Le petit garçon qui joue le rôle d'Adrien, le fils de Stéphane, était-il au courant du thème du film ?
Oui, sa mère lui a tout dit et lui a expliqué ce qu'est l'inceste. Moi, je n'en ai jamais parlé avec lui. On était vraiment que dans un rapport de travail. Son jeu était dirigé sur des actions concrètes : le réalisateur ne lui disait pas "tu ne vas pas voir ton père parce qu'il t'a fait ça hier soir" mais plutôt "tu ne vas pas voir ton père et tu le fais avec tristesse, ou avec colère".
Ce téléfilm marque-t-il un tournant dans votre carrière ? Car on vous a connu dans des rôles plus légers, comme dans Plan Cœur…
Ça marquera peut-être un tournant pour les producteurs et les réalisateurs qui m'imagineront dans des rôles plus dramatiques. Pour moi, en tant que comédien, il n'y a pas de tournant car je travaille toujours de la même manière, avec les mêmes intentions.
Et personnellement, ce rôle vous a-t-il changé ?

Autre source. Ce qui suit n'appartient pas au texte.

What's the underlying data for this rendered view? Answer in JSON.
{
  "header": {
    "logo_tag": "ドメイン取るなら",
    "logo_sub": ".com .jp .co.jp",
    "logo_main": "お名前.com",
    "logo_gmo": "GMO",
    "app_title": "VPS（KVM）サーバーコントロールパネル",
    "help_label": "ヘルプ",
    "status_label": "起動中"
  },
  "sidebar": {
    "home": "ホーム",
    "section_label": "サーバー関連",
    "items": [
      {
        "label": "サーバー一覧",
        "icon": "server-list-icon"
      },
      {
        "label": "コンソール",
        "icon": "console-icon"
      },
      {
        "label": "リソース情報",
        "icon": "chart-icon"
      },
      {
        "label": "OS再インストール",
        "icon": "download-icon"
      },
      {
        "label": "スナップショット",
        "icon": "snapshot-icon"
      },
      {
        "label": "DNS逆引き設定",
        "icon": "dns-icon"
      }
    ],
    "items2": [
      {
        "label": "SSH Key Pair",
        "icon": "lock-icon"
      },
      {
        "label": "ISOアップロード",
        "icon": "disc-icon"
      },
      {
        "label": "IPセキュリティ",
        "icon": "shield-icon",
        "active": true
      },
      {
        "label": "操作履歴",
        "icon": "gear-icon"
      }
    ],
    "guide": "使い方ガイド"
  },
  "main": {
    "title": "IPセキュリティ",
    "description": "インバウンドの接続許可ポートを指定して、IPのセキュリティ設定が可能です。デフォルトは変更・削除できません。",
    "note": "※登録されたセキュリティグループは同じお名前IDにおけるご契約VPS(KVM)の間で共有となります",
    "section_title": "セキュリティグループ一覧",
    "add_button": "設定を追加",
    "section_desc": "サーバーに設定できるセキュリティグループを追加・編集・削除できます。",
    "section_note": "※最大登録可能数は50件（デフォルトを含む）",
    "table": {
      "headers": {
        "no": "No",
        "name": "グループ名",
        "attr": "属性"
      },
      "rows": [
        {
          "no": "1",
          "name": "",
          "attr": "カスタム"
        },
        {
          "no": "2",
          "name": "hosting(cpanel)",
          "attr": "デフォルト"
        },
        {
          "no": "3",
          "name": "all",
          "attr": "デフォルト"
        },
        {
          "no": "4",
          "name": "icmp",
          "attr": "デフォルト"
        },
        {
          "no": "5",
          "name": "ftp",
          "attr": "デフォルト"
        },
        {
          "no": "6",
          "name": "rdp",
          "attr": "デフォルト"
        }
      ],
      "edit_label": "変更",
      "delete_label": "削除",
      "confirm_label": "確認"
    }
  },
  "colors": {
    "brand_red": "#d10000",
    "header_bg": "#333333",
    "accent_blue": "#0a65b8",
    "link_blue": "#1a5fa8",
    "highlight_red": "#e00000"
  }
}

Ce rôle m'a ouvert les yeux sur l'inceste. Comme tout le monde, je savais que ça existait mais je n'avais pas conscience de l'ampleur de ce fléau. En faisant des recherches et en voyant les chiffres, j'ai tout simplement halluciné. Et il y a quelque chose qui me choque : 99% des viols hors familles et 97% des viols intrafamiliaux sont commis par des hommes. Je suis un homme donc ça m'interroge… Je me demande si ces violences sexuelles sont biologiquement en nous ou si notre violence est exacerbée à cause de la société patriarcale, ou si c'est un mélange des deux. Dans tous les cas, on ne parviendra pas à éradiquer cette violence si on ne comprend pas d'où elle vient.
Vous avez récemment déclaré vouloir devenir père. Vous n'auriez pas peur d'éduquer un garçon, avec toutes ces problématiques ?
Non au contraire, ça serait plutôt un challenge. Car on peut changer la société en ayant conscience de tout ça et en éduquant nos enfants différemment.